I wanted to review this book because it’s a reporter’s memoir and a good one, by someone who’s been everywhere and met seemingly every interesting person in the North.
But Jim Bell over at Nunatsiaq News beat me to it, and his review of this “big-hearted” book sums it up so well that I’m going to defer to him entirely.
“An expression of abiding love for northern Canada and its people, True North Rising is an irresistible collection of stories, rants, and intimate confessions,” Bell writes. I urge you to read his full review here.

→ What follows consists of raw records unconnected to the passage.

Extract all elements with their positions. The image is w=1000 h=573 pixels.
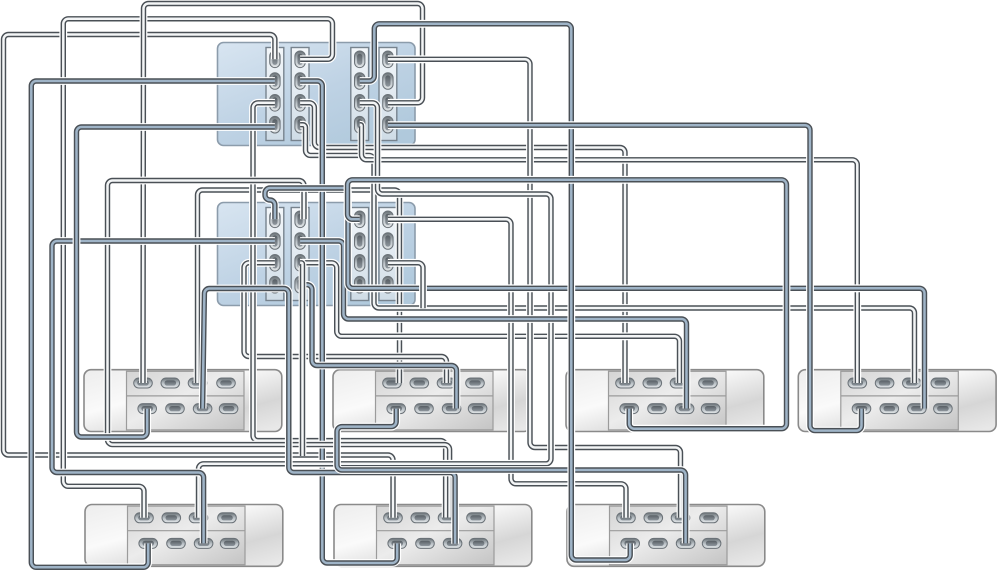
disk shelf 7 (DE2-24): [567, 505, 765, 567]
cable controller2 HBA4-P3 stub: [388, 263, 423, 308]
cable controller2 HBA1-P3 to shelf2 top P3: [244, 263, 447, 383]
cable shelf3 bottom P1 to controller2 HBA3-P1: [348, 180, 787, 429]
cable controller1 HBA2-P4 to shelf4 top P3: [300, 125, 914, 383]
cable shelf1 top P3 to shelf2 top P1: [198, 190, 400, 383]
disk shelf 3 (DE2-24): [566, 370, 764, 432]
controller 1 HBA3 card: [351, 48, 369, 141]
cable controller2 HBA1-P1 to shelf4 bottom P3: [265, 188, 925, 409]
controller 1 HBA1 card: [266, 48, 284, 141]
controller 2 HBA2 card: [291, 208, 309, 301]
cable controller1 HBA1-P4 to shelf1 bottom P1: [77, 127, 275, 437]
cable controller1 HBA2-P2 to shelf6 bottom P1: [300, 81, 397, 563]
cable controller1 HBA1-P2 to shelf5 bottom P1: [31, 81, 275, 567]
cable controller1 HBA3-P2 to shelf7 bottom P1: [360, 24, 631, 560]
cable controller2 HBA2-P3 to shelf3 top P3: [300, 263, 679, 383]
cable controller1 HBA4-P3 to shelf1 top P1: [143, 4, 423, 384]
cable shelf1 bottom P3 to shelf6 bottom P3: [203, 288, 456, 543]
controller 2 HBA1 card: [266, 208, 284, 301]
disk shelf 4 (DE2-24): [798, 370, 996, 432]
disk shelf 5 (DE2-24): [85, 505, 283, 567]
cable controller2 HBA2-P3 stub: [300, 263, 302, 456]
cable controller1 HBA3-P3 to shelf5 top P3: [199, 103, 552, 518]
cable controller1 HBA1-P3 to shelf6 top P3: [253, 103, 446, 518]
cable controller1 HBA3-P4 to shelf4 top P1: [360, 125, 858, 383]
cable controller2 HBA1-P2 to shelf5 bottom P3: [52, 241, 275, 543]
disk shelf 6 (DE2-24): [334, 505, 532, 567]
controller 1 HBA4 card: [379, 48, 397, 141]
cable controller1 HBA2-P1 to shelf5 top P1: [63, 19, 332, 518]
controller 2 HBA4 card: [379, 208, 397, 301]
cable controller2 HBA4-P1 to shelf7 top P1: [388, 219, 626, 518]
disk shelf 2 (DE2-24): [333, 370, 531, 432]
controller 2 (ZS4-4): [218, 203, 416, 306]
cable controller1 HBA1-P1 to shelf6 top P1: [4, 35, 394, 518]
cable shelf2 bottom P1 to shelf7 bottom P3: [337, 409, 686, 544]
cable controller2 HBA2-P2 to shelf3 bottom P3: [300, 241, 686, 409]
controller 2 HBA3 card: [351, 208, 369, 301]
disk shelf 1 (DE2-24): [84, 370, 282, 432]
cable controller1 HBA4-P4 to shelf4 bottom P1: [388, 125, 862, 430]
controller 1 (ZS4-4): [218, 43, 416, 146]
cable controller2 HBA2-P1 to shelf6 top P3 lane: [108, 181, 450, 518]
cable controller2 HBA2-P4 to shelf2 bottom P3: [300, 285, 456, 409]
controller 1 HBA2 card: [291, 48, 309, 141]
cable controller1 HBA4-P1 to shelf7 top P3: [388, 59, 681, 518]
cable controller1 HBA2-P3 to shelf3 top P1: [300, 103, 625, 383]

Whit Fraser, if you didn’t know, spent several years with the CBC, starting in Iqaluit (then Frobisher Bay) and then Yellowknife, where he wound up running the CBC’s coverage of the Berger Inquiry into the Mackenzie Valley Pipeline. He later became the founding chairman of the Canadian Polar Commission and later still, executive director of Inuit Tapiriit Kanatami. He also married Mary Simon, the well-known international figure from Nunavik, the love story with whom Fraser includes in his book.
Bell’s review cuts right to the juicy chase, including Fraser’s mic-dropping account of the time he threw his reporter’s pencil down and gave his own testimony at the pipeline inquiry he was supposed to be covering, causing a storm of protest in which the CBC ultimately backed Fraser.
[This incident, actually, is a good microcosm of Fraser’s approach in general. Impassioned by a sense of injustice he feared might actually win out — this happened at a hearing in pro-pipeline Norman Wells — he impulsively gave a speech in support of the Indigenous anti-pipeline view without pausing to consider the consequences. He never renounced this view either, though he admits in his memoir, somewhat bashfully, to having not spoken about it in 40 years, knowing himself, now, to have been fairly egregiously in the wrong professionally at this moment.
[Also: while I was aware of the stark racial divide on display during this inquiry, Fraser’s book is the first I’ve heard of a White Power North of 60 group that formed in response to the Indian Brotherhood (later the Dene Nation), but Fraser only mentions it to point out that N.W.T. Commissioner Stuart Hodgson failed to denounce it. I can’t recall reading about this anywhere else.]
Jim Bell is too kind to mention the typos that riddle the second half of this book, including names, places, you name it.
But don’t let that deter you. Whit Fraser’s written a giant, open love letter to the North, a charming and absorbing romp through many of the most important political developments of the past fifty years.
To quote Bell again, “Those insights into a turbulent period that’s now passed into history make this a must read for anyone interested in northern Canada.”